In his later years he was increasingly vocal politically, and his last interview — in November — centered on an amicus brief he’d filed with Argentina’s Supreme Court over a media regulation law.
In the late 1950s Verón studied sociology and philosophy at the University of Buenos Aires where he earning a degree in philosophy. He then received the scholarship that allowed him to study with Lévi-Strauss.
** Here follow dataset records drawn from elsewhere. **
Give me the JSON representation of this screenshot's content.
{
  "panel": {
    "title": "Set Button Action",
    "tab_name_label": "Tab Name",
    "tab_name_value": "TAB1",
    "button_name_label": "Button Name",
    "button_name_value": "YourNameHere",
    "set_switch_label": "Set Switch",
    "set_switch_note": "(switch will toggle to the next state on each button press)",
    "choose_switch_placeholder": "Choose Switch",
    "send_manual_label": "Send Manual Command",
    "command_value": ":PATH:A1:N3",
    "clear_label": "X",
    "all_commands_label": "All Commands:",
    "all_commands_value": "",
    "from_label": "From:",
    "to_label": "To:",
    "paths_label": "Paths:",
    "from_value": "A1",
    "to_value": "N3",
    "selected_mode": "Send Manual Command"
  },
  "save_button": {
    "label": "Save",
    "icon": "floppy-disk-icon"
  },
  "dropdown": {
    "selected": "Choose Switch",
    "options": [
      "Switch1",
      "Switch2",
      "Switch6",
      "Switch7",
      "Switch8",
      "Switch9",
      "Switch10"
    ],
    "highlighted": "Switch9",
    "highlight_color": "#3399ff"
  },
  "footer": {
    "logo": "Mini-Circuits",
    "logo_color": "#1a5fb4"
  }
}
After several years in France he returned to Argentina and served in the sociology department of his alma mater before directing the Center for Social Research at the Torcuato di Tella Institute for two years in the late 1960s. He taught social psychology and sociology at several other Argentine universities, and won a Guggenheim fellowship for sociology in 1970.
That same year saw Verón start an eight year stint as president of the Argentine Association of Semiotics, and in 1974 along with Oscar Steinberg, Juan Carlos Indart and Oscar Traversa he founded the journal LENGUAjes, which firmly established semiotics in the Argentine academy.
He returned him to France in the mid-70s, and he taught at served at several universities, including the Sorbonne, until he returned to Argentina in 1995 to direct the graduate program in communication sciences at the Universidad Hebrea Argentina Bar Illán. Verón taught at several more institutions before settling at the University of San Andrés, where directed the master’s program in journalism for six year starting 2000. At the time of his death, Verón was emeritus professor at San Andrés.
“Eliseo was an outstanding Argentine intellectual who always maintained his creative and inquisitive spirit,” the rector of San Andres, Carlos Rosenkrantz, said in a statement.